From then until 18:00 the number of messages were in the same range. It is only after 6:00 p.m. that the two streams diverge. The Supreme Court had spoken and attention turned to what it meant for health care and the politics surrounding health care reform.

A second way to look at the distributions is the cumulative total over the course of the day. If Supreme Court was more freguently mentioned before 15:00 when does the cumulative total of "obamacare" messages catch up?

The red line is again the number for the stream capturing Supreme Court and the blue line is the stream capturing obamacare. The number of messages about the Supreme Court early in the day were enough to weight the message streams toward Supreme Court until very late in the evening.

One possibility is that these are not independent streams. The two were captured by independent searches, but persons posting Twitter messages could use both terms in their messages. If both were regularly used it would be one stream rather than two with a bit of divergence at the end of the day. There were 191K messages containing obamacare. Of those only 17,077, or nine percent, contained Supreme court. That is a modest overlap in the searches.

Conclusion

Twitter went after the total number of messages, and that was quite a large number. I was interested in determining if one could 'take apart' the stream and follow substreams over time. That was possible in this case, and the two substreams followed a plausible pattern of change.

There are many streams that could well be tracked in this way. For example, in July of 2012 there are 200K messages a day mentioning Obama and something over 100K mentioning his opponent. Once the totals are known tracking the subsets tells the story of the campaign as articulated on Twitter.

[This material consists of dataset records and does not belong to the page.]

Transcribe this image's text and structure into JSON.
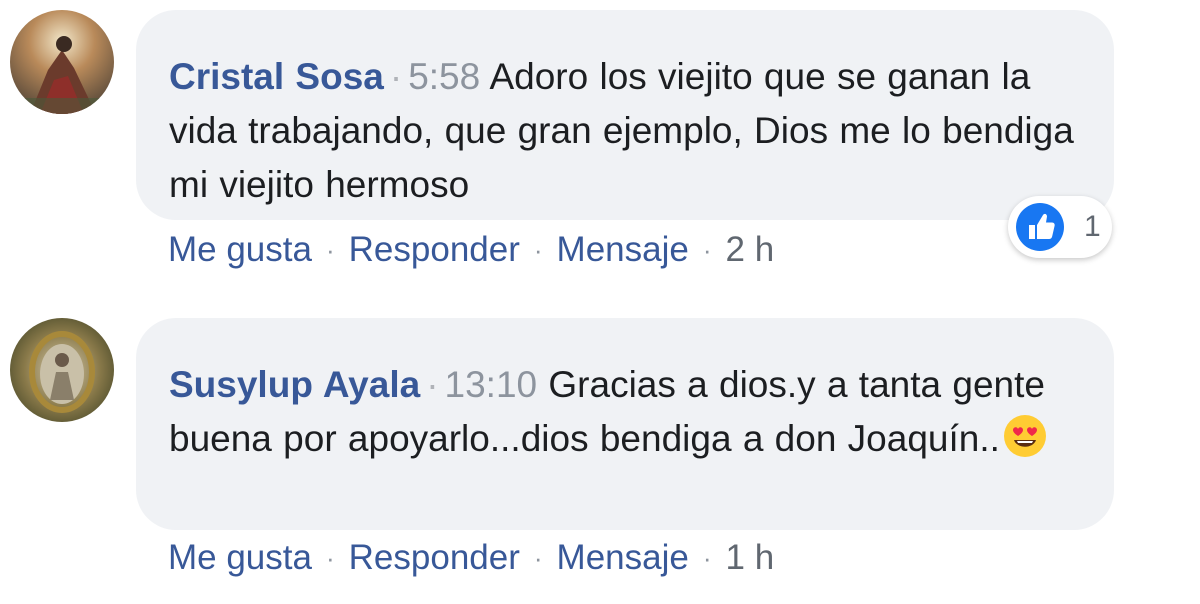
{
  "comments": [
    {
      "author": "Cristal Sosa",
      "timestamp": "5:58",
      "text": "Adoro los viejito que se ganan la vida trabajando, que gran ejemplo, Dios me lo bendiga mi viejito hermoso",
      "actions": {
        "like": "Me gusta",
        "reply": "Responder",
        "message": "Mensaje",
        "age": "2 h"
      },
      "reaction": {
        "icon": "like-icon",
        "count": "1",
        "color": "#1877f2"
      }
    },
    {
      "author": "Susylup Ayala",
      "timestamp": "13:10",
      "text": "Gracias a dios.y a tanta gente buena por apoyarlo...dios bendiga a don Joaquín..",
      "emoji": "heart-eyes-emoji",
      "actions": {
        "like": "Me gusta",
        "reply": "Responder",
        "message": "Mensaje",
        "age": "1 h"
      }
    }
  ],
  "separator": "·",
  "colors": {
    "author": "#385898",
    "bubble": "#f0f2f5",
    "timestamp": "#8d949e",
    "text": "#1c1e21"
  }
}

One way to weight importance is by comparing the number of messages about a given subject. In this case attention was almost equal. The totals were very close. One was ahead earlier and one ahead later, but on that day both were on the 'Twitter lips' of people interested in the policy. That put the Supreme Court at a rarefied height of attention. They are not often at the center of attention in politics in the U.S. This time they were.

References

Fitzpatrick, Alex (6/29/2012) , Healthcare Ruling Sparks 13,000 Tweets Per Minute, Mashable.